Career NFL statistics
- Total tackles: 80
- Sacks: 2.0
- Stats at Pro Football Reference

= Jay Bromley =

American football player (born 1992)

Jayson Craig Bromley, Jr. (born May 28, 1992) is an American former professional football player who was a defensive tackle in the National Football League (NFL). He was selected by the New York Giants in the third round of the 2014 NFL draft. He played college football for the Syracuse Orange.

==Early life==
Bromley was born on May 28, 1992, in Jamaica, New York. His mother was addicted to crack and he was himself born with an addiction. His father, a pimp, beat one of his prostitutes after tying her to a radiator. She died, he was convicted of homicide, and sentenced to prison when Jay was just nine months old. Custody of Jay went to his aunt and uncle when he was four months old. He attended Flushing High School in Queens, New York, where he was named to the New York Post All-City First-team and was an all-borough selection following his senior season. He recorded 60 tackles and 12 sacks as a senior, while serving as team captain. He recorded over 40 sacks in his high school.

==College career==
He did not receive much recruiting attention, and only had a walk-on option at Stony Brook University. By June of his senior year, he was without any scholarship offers. However, after an invite to the Outback Steakhouse Empire Challenge, Bromley dominated the event, earning himself MVP honors. In the coming days, he received a scholarship from Syracuse University, which he accepted. During his career at Syracuse, Bromley recorded 121 tackles, including 25.5 for loss, 14 sacks, and three forced fumbles. After leading his team in tackles for loss (14.5) and sacks (10), as a senior, he was named a third-team All-Atlantic Coast Conference (ACC) selection.

==Professional career==
===New York Giants===
Bromley was selected by the New York Giants in the third round (74th overall) of the 2014 NFL draft.

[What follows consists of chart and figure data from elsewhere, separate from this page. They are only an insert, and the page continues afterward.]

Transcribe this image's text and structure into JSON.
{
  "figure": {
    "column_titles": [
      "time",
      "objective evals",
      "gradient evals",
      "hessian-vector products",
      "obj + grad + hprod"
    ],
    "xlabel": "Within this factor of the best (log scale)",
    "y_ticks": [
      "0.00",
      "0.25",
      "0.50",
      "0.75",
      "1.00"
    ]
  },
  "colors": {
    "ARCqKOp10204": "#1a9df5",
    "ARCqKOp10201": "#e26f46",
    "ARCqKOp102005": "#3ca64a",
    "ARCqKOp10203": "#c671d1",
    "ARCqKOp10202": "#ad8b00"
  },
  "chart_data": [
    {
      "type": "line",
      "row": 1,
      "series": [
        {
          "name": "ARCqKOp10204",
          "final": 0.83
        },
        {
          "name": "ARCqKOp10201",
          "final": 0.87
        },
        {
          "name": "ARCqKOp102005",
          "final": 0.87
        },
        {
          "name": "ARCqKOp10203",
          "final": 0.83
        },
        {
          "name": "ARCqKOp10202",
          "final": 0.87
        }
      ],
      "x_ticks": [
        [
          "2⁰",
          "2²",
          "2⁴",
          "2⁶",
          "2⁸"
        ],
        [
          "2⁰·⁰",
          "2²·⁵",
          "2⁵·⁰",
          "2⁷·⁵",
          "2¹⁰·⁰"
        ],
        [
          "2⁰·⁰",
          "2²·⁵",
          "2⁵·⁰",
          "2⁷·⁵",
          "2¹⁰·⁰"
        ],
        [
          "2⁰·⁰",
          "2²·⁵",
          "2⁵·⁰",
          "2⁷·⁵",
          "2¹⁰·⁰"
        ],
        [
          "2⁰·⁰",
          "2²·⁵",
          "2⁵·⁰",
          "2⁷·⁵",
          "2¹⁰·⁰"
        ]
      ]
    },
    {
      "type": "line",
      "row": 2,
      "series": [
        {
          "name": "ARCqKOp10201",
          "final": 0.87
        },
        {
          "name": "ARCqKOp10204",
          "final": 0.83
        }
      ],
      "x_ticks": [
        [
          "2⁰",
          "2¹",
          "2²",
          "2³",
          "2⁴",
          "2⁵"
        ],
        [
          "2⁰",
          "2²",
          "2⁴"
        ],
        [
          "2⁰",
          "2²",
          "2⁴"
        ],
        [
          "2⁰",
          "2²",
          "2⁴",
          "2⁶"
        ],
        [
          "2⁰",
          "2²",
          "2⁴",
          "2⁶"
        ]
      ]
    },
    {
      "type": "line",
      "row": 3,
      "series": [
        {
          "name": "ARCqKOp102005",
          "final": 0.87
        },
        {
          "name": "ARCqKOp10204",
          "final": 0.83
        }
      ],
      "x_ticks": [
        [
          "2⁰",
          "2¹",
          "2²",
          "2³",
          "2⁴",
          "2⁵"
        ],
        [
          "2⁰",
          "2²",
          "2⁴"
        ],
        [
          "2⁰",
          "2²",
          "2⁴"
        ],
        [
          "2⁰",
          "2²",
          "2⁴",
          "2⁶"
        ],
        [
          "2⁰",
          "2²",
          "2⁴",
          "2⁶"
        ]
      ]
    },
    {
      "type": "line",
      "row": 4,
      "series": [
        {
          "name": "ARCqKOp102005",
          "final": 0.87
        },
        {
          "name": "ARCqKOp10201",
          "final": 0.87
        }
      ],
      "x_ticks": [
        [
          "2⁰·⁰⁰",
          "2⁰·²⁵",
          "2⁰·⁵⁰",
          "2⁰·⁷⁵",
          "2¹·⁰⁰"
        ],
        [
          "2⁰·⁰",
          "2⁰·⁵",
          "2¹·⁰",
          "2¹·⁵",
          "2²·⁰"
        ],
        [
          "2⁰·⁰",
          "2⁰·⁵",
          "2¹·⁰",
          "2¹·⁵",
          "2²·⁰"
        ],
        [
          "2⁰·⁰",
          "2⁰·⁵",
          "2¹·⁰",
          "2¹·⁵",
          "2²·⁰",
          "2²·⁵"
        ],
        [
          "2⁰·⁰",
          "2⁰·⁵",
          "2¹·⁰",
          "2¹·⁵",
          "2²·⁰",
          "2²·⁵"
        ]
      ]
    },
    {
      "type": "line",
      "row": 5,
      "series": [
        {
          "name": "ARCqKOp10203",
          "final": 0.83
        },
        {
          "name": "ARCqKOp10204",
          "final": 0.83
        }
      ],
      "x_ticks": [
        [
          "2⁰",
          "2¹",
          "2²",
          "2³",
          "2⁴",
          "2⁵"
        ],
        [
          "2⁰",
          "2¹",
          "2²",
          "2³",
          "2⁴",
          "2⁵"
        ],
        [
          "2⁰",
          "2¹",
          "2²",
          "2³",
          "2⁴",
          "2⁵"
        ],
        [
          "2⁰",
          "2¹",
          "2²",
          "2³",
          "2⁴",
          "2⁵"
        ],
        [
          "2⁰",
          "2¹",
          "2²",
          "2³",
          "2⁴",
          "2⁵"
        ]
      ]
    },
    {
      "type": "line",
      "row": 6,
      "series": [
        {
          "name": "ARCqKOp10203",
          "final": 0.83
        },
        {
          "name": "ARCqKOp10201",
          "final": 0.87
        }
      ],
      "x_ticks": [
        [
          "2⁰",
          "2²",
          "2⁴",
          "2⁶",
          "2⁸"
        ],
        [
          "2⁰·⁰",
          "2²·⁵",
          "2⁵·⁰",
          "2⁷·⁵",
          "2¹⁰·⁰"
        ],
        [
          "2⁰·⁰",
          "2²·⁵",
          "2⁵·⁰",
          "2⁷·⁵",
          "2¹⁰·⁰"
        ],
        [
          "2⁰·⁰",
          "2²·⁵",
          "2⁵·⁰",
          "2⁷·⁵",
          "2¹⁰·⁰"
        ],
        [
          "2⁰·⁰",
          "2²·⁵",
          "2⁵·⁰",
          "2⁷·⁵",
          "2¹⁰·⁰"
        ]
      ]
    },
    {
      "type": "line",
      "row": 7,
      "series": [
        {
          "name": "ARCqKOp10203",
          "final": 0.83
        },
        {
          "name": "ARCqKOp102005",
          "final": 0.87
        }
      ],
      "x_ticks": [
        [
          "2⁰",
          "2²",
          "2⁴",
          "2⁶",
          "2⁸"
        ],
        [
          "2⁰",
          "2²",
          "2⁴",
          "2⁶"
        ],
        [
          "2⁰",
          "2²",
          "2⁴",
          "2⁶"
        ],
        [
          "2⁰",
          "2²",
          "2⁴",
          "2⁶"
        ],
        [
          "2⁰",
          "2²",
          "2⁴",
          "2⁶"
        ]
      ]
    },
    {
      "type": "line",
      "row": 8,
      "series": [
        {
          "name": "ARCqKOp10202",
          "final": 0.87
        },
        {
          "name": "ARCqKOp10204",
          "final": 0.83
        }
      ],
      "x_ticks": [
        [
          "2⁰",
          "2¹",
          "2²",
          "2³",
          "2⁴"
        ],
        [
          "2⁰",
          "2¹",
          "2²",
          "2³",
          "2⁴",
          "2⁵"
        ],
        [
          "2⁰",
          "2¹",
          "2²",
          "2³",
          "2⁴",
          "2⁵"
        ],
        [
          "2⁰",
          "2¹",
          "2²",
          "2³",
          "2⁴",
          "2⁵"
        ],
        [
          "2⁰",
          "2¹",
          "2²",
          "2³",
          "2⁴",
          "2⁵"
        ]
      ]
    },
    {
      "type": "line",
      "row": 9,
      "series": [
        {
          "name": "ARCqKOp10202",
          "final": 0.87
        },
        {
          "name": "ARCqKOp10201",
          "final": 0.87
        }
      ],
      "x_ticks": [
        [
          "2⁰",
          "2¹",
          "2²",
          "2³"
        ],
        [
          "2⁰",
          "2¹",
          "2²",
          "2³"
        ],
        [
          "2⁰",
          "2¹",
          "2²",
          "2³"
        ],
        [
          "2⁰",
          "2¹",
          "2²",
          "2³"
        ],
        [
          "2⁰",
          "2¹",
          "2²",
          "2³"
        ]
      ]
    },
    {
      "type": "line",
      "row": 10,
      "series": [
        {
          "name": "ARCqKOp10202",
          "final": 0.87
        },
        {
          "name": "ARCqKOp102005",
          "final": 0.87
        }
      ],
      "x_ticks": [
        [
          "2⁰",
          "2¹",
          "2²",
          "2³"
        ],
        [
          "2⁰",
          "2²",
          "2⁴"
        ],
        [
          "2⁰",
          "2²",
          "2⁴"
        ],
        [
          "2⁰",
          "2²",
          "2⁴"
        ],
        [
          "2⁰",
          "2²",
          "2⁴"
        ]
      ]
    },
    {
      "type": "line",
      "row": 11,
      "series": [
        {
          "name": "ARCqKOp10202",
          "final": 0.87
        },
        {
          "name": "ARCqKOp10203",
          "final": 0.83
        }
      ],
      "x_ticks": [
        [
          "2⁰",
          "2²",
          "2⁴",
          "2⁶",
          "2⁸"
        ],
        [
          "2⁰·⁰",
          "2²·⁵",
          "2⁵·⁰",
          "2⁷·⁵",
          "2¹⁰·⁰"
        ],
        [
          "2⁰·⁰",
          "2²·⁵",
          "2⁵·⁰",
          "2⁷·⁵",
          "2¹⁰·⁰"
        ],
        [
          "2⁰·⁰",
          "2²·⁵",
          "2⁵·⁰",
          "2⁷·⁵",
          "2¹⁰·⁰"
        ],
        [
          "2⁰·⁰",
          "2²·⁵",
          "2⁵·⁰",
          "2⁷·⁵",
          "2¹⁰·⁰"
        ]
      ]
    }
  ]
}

In his four years with the Giants, Bromley played in 39 regular-season games as a reserve defensive tackle, recording 76 tackles, with a career-high 36 tackles in 2015.

===New Orleans Saints===
On May 14, 2018, Bromley signed with the New Orleans Saints. He was released on September 1, 2018. He was re-signed on September 18, 2018. He was placed on injured reserve on October 23, 2018, after suffering a torn biceps in Week 7.

===San Francisco 49ers===
On August 3, 2019, Bromley was signed by the San Francisco 49ers. He was released during final roster cuts on August 30, 2019.

===DC Defenders===
On November 22, 2019, Bromley was selected by the DC Defenders of the XFL in the 2020 XFL draft. He had his contract terminated when the league suspended operations on April 10, 2020.

Bromley had a tryout with the Chicago Bears on August 20, 2020.